Documentation
Overview
Malleable Gold is an on-chain ETF protocol on Solana. It enables fully backed index tokens with continuous mint and redeem, arbitrage-enforced price parity, and fee-driven yield.
How the ETF works
Structure
Each ETF token represents a fixed-weight basket of underlying assets. The backing is held on-chain and is verifiable. The ETF token is fully backed at all times.
- One index token per ETF
- Backing held on-chain, transparent reserves
- No leverage, no synthetic exposure
Minting
Users mint ETF tokens at NAV by depositing the underlying assets in the correct ratio. A mint fee applies. Minting increases ETF supply and increases backing reserves.
Redeeming
Users redeem ETF tokens at NAV by burning the ETF token and receiving the underlying basket. A redeem fee applies. Redeeming reduces supply and returns reserves.
Trading
The ETF token trades against USDC in a single liquidity pool. This concentrates liquidity, tightens spreads, and maximizes fee capture.

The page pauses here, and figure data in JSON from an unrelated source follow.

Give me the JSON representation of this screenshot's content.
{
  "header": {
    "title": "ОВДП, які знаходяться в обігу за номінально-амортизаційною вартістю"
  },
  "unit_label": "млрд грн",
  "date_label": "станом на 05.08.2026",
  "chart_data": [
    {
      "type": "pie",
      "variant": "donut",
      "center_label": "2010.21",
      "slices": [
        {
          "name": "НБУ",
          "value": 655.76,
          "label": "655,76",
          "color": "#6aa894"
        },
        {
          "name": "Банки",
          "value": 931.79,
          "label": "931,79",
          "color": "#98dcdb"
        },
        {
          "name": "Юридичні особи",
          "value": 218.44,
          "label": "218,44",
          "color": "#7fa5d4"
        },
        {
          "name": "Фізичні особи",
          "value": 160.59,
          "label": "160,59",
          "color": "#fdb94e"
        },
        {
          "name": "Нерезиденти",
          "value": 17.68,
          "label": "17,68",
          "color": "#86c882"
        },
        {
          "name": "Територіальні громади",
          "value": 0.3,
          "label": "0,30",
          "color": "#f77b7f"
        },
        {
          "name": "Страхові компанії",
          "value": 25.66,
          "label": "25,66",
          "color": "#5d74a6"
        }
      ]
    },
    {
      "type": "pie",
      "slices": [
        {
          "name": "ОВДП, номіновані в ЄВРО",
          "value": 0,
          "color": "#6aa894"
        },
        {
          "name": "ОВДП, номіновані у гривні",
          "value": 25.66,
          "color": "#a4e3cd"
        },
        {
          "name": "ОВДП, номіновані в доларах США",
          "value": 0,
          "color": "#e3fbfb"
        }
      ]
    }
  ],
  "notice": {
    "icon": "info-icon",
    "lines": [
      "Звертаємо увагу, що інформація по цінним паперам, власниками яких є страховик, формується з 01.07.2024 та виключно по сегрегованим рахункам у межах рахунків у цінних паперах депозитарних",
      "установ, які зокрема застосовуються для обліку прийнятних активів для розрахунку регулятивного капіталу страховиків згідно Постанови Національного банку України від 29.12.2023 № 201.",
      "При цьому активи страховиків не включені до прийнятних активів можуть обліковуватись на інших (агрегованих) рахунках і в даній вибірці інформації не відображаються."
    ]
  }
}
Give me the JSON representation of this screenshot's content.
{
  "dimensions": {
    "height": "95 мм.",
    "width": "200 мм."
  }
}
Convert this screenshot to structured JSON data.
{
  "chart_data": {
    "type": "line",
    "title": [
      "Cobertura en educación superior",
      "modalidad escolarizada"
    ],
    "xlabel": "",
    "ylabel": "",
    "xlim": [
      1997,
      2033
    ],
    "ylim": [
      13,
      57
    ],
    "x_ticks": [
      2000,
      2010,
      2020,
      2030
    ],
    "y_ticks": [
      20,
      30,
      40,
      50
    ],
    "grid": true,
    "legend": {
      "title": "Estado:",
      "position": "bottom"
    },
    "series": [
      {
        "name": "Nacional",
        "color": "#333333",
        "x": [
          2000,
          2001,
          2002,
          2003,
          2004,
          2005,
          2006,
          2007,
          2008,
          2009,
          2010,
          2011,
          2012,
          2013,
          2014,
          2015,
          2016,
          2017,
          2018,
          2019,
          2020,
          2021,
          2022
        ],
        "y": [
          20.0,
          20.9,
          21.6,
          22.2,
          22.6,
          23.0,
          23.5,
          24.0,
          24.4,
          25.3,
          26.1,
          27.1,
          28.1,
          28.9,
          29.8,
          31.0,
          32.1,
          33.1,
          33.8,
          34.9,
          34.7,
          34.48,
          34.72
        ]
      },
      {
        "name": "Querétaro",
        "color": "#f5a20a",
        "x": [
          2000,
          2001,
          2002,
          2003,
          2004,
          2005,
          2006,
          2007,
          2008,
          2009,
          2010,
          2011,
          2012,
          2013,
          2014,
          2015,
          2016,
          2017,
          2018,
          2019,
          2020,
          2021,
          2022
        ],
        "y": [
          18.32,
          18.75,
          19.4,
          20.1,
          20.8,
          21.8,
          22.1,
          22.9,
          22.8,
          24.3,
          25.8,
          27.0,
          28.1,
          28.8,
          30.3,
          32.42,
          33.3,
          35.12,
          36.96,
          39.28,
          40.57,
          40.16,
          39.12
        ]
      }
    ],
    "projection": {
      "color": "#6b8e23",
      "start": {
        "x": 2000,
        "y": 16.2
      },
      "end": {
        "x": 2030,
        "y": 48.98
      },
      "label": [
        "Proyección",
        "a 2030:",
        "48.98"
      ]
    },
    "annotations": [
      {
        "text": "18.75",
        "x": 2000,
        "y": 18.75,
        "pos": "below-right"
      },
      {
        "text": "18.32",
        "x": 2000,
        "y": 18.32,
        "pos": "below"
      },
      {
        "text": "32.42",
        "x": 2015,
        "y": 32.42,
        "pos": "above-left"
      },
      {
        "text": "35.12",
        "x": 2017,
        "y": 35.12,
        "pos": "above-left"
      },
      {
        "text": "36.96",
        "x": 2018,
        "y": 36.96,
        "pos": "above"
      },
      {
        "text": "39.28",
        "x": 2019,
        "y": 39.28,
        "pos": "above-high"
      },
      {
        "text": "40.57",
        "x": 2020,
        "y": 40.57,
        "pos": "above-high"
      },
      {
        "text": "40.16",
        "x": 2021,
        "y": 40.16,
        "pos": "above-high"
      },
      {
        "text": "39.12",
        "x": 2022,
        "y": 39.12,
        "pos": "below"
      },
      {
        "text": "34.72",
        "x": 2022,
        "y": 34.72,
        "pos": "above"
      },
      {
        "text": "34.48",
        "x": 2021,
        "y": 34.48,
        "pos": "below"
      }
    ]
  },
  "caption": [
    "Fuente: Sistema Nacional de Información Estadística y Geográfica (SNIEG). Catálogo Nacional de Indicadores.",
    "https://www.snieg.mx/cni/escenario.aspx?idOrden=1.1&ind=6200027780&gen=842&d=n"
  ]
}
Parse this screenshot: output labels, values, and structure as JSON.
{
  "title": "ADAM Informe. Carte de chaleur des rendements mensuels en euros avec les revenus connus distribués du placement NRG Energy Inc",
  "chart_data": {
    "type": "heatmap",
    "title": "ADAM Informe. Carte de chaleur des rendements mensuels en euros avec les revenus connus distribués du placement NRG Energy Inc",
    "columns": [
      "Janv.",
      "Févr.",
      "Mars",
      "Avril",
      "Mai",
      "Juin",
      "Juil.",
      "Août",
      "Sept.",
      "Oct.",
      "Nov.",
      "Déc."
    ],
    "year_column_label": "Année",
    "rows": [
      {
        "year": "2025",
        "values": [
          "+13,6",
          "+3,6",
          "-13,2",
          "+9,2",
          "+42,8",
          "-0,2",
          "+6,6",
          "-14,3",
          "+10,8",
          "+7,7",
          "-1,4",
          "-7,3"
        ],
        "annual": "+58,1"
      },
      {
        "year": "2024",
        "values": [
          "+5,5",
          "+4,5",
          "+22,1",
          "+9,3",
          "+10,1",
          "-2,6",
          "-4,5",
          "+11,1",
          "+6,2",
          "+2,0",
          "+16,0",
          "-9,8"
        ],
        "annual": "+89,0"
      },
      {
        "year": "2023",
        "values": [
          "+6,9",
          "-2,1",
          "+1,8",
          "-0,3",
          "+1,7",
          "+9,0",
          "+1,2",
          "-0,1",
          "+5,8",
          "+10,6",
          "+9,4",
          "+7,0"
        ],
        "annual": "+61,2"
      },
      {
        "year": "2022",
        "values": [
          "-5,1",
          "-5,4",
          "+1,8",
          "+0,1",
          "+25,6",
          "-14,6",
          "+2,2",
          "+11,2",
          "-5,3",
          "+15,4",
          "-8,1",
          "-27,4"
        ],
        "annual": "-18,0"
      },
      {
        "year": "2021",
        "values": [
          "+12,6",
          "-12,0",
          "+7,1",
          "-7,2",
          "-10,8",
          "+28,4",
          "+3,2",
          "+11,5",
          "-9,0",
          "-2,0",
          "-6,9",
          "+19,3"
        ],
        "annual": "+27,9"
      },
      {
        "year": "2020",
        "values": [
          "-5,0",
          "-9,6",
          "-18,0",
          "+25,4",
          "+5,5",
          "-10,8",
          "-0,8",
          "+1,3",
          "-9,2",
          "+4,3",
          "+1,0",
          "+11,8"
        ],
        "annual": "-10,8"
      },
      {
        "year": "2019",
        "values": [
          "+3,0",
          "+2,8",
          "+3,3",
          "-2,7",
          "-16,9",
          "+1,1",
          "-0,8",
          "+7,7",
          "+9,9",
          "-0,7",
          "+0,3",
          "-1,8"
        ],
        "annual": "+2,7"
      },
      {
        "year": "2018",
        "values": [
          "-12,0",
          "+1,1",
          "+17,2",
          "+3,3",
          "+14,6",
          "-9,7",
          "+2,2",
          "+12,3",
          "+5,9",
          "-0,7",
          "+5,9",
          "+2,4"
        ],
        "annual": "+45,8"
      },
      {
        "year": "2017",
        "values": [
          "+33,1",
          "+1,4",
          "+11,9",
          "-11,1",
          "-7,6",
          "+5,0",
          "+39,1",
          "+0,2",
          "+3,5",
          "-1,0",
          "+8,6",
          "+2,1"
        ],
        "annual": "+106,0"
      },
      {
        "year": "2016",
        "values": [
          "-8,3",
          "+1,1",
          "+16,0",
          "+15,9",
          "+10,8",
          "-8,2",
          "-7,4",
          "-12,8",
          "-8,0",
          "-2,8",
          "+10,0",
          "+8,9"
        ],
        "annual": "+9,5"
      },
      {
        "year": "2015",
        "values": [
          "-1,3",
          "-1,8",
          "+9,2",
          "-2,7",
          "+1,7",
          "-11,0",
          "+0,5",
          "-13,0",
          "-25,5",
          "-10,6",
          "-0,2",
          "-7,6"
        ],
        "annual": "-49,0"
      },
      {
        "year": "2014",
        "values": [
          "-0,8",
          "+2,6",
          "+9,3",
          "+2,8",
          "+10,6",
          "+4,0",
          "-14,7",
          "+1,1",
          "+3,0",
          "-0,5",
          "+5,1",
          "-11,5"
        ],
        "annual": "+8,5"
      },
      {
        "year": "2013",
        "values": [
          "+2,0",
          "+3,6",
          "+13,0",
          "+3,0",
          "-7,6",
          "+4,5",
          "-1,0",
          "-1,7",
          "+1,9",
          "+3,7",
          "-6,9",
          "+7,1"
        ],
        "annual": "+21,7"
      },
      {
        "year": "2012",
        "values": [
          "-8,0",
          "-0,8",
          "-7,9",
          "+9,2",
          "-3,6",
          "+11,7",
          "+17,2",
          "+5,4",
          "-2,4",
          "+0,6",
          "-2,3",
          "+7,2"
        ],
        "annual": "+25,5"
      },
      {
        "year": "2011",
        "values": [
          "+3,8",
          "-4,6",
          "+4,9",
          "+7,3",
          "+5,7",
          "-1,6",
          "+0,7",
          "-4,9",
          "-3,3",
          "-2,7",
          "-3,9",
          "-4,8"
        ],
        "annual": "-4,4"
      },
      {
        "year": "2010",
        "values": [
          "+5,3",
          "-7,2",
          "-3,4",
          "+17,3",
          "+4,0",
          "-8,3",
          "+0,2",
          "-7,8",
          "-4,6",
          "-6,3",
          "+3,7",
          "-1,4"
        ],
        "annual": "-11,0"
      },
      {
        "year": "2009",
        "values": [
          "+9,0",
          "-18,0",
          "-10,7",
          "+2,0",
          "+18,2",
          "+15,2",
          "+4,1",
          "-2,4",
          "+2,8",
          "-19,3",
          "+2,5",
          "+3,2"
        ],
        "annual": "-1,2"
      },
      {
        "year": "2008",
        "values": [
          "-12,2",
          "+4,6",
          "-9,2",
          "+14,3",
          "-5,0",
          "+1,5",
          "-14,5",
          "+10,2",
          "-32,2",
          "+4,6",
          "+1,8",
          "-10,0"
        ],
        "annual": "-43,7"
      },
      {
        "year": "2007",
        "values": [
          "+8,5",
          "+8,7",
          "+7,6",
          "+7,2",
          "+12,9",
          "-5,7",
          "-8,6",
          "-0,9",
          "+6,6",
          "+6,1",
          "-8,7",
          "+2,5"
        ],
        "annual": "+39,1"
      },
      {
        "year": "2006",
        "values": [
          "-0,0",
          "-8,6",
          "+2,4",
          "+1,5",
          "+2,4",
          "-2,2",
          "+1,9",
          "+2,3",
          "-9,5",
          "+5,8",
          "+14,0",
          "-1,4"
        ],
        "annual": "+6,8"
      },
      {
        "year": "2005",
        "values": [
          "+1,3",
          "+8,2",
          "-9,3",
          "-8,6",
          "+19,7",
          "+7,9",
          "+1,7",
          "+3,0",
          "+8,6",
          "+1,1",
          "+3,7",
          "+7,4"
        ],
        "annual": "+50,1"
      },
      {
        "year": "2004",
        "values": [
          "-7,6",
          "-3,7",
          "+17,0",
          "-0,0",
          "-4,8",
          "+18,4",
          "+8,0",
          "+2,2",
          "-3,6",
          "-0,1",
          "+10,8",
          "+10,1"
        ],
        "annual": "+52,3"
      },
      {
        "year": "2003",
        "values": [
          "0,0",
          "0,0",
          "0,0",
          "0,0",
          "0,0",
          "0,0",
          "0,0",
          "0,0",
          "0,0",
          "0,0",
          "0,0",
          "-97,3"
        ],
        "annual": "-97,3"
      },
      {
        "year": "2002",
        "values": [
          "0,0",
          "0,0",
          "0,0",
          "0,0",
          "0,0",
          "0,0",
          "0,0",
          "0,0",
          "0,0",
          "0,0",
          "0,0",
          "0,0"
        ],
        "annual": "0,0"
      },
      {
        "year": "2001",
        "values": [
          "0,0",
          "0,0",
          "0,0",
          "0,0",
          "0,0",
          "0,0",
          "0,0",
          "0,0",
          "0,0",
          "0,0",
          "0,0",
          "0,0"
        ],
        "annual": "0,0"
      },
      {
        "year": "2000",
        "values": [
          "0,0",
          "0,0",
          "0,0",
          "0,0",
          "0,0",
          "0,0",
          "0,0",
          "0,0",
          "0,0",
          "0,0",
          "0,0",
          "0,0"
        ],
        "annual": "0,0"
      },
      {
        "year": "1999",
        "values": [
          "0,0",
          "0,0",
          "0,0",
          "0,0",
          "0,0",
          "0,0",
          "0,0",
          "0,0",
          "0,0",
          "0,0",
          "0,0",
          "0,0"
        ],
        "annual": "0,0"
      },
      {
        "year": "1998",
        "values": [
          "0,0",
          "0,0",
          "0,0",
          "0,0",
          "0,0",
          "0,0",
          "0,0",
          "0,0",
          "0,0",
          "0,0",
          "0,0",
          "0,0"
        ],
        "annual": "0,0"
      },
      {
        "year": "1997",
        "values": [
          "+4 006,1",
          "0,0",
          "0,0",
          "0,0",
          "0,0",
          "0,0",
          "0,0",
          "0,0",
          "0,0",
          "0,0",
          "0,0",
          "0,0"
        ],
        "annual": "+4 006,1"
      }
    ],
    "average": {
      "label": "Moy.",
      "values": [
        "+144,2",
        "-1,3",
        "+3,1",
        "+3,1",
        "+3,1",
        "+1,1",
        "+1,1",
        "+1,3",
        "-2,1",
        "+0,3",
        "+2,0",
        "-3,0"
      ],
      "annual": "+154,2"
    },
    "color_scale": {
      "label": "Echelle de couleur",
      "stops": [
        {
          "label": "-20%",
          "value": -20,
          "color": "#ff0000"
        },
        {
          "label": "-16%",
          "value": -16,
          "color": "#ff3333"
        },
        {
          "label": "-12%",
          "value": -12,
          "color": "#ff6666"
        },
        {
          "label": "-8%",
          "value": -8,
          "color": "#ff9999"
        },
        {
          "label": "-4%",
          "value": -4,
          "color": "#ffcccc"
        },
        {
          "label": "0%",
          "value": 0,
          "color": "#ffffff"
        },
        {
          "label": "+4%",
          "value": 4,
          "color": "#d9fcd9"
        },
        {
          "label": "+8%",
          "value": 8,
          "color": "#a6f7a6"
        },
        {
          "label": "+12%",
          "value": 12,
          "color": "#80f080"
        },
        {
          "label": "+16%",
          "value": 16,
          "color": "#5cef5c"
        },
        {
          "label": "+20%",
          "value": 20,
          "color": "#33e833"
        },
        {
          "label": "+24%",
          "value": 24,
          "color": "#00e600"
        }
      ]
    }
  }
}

- Primary market: mint/redeem at NAV
- Secondary market: ETF/USDC pool
Price parity is enforced by arbitrage. When the ETF deviates from NAV, arbitrageurs mint or redeem until the price converges.
- Buy underlying basket
- Mint ETF at NAV
- Sell ETF into pool
- Capture spread
- Buy ETF in pool
- Redeem ETF to basket
- Sell underlying assets
- Capture spread
How yield works
Yield is fee-driven. It comes from real economic activity, primarily arbitrage volume that keeps the ETF aligned to NAV. There are no emissions and no inflationary incentives.
LP trading fees
Every trade in the ETF/USDC pool pays fees to liquidity providers. Arbitrage loops create consistent flow during volatility. More volatility generally means more arbitrage, more volume, and higher fee capture.
Mint and redeem fees
Every mint and redeem charges a platform fee. This captures protocol revenue even if pool liquidity is owned by third parties. Fees are paid in real assets.
- Not emissions
- Not token inflation
- Not leverage
Permissionless ETF creation
Malleable Gold is infrastructure. Anyone can create an on-chain ETF, define the basket, and launch it with the same mint/redeem and arbitrage framework.
- Assets in the basket
- Weights
- Fees
- Launch parameters
- NAV calculation and reserve accounting
- Mint/redeem rails
- Pool integration patterns
- Fee accounting
Modules
The ETF is the core product. These modules use the same on-chain rails and can be used independently.
Stake
Stake lets you stake your ETF LP position and earn 50% of protocol revenue generated from mint and redeem fees. Your LP trading fees still accrue normally based on pool activity.
- Your ETF/USDC LP position (LP token or LP NFT)
- Staking does not change your underlying exposure
- You can unstake at any time (cooldown may apply depending on final parameters)
- 50% of protocol mint and redeem fees
- Paid in real assets collected by the protocol
- Accrues pro-rata based on your share of staked LP
Decentralised OTC
Decentralised OTC enables peer-to-peer settlement using an NFT wrapper. The seller wraps tokens into an NFT and lists it on a marketplace. The buyer purchases the NFT and unwraps it on-chain to receive the underlying tokens.
- Move size without AMM slippage
- Simple settlement through NFT marketplace rails
- The NFT is the claim ticket to the underlying tokens
- Seller wraps tokens → receives an NFT
- Seller lists NFT on secondary market
- Buyer buys NFT
- Buyer unwraps → receives tokens
- Marketplace fees depend on the venue
- Unwrapping is permissionless, whoever holds the NFT can unwrap
Token-backed NFT Launchpad
The launchpad lets any SPL token be used to create an NFT collection backed by that token. Redemption is burn-to-redeem, so the collection can be deflationary as NFTs are redeemed.
- An NFT collection with token-backed redemption value
- On-chain reserves allocated to redemption
- Burn-to-redeem redemption rails
- Creator deposits SPL tokens as backing
- Collection mints NFTs that represent a claim on backing
- User burns NFT → receives the backing tokens
Risks and disclosures
Yield is variable and depends on volume, volatility, and adoption. This is a market-structure product.
- Early volume uncertainty
- Smart contract risk
- Oracle risk
- Liquidity and spread risk
- Fully backed reserves
- Continuous redeemability
- No emissions, no reflexive unwind mechanics
- Transparent on-chain accounting
FAQ
Is the ETF ever undercollateralized?
No. The ETF is fully backed at all times.
Can I redeem at any time?
Yes, there are no limits or restrictions on redemption.
Where does yield come from?
LP trading fees and protocol mint/redeem fees.
Is there a governance token?
No, there is not a governance token.